Dust flux, Vostok ice core
Two dimensional phase space reconstruction of dust flux from the Vostok core over the period 186-4 ka using the time derivative method. Dust flux on the x-axis, rate of change is on the y-axis. From Gipp (2001).

Wednesday, October 31, 2012

Ghana needs power . . .

. . .  desperately.

Power was out all day yesterday. It came on around 7 in the evening for just over an hour, and went out again.

Ran down all the batteries so I was just starting to charge them when power went out for the second time.

Came on again late at night, but couldn't charge batteries due to heavy lightning (plugged-in things here tend to explode when lightning strikes).
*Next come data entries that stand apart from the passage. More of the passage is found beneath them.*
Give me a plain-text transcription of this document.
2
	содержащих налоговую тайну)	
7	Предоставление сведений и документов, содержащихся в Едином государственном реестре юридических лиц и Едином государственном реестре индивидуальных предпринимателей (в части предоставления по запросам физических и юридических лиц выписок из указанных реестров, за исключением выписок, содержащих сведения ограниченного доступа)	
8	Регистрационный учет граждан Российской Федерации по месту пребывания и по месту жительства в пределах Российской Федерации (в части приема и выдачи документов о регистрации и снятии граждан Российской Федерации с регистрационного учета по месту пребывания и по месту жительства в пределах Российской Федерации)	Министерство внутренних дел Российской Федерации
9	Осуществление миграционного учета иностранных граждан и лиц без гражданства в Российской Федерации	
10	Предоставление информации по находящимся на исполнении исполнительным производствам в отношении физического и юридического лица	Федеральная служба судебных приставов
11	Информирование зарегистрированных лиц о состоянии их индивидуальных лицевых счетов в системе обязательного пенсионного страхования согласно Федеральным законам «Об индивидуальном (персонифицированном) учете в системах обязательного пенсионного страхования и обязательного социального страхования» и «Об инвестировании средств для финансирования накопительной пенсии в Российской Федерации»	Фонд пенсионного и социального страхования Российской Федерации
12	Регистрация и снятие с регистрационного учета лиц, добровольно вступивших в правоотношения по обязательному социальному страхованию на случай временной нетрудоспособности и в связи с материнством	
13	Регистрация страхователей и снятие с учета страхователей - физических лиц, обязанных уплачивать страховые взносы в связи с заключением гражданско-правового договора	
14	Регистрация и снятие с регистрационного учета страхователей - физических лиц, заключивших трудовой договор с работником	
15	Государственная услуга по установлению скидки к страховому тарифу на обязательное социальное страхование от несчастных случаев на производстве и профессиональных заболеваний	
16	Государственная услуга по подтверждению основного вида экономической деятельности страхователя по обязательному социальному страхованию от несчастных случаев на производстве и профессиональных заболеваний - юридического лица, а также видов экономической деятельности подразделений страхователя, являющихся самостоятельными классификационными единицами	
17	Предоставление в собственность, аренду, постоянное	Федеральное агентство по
Power is on again this morning, but for how long?

A recent publication (which bandwidth is too limited for me to find) states that Ghana will produce enough power to supply its needs by 2020. Given that this is a government paper, it is vitally important to investigate its premises.

The authors of these papers tend to adjust their model parameters to suit the desired output. Yes, I understand that power plants are being built, and it is reasonable to assume that their projected capacity will be met. I will also allow their assumption that they will build out the required transmission capabilities as well.

What I don't accept is their projection of future demand. The reason for this is that since the present demand cannot be met, it is certain that it is underestimated. Likewise, the rate of growth of demand tends to be similarly underestimated. For this reason I think that their projected demand in 2020 will fall far short of the real demand, meaning that episodic blackouts, brownouts, and power sharing will continue here far into the future.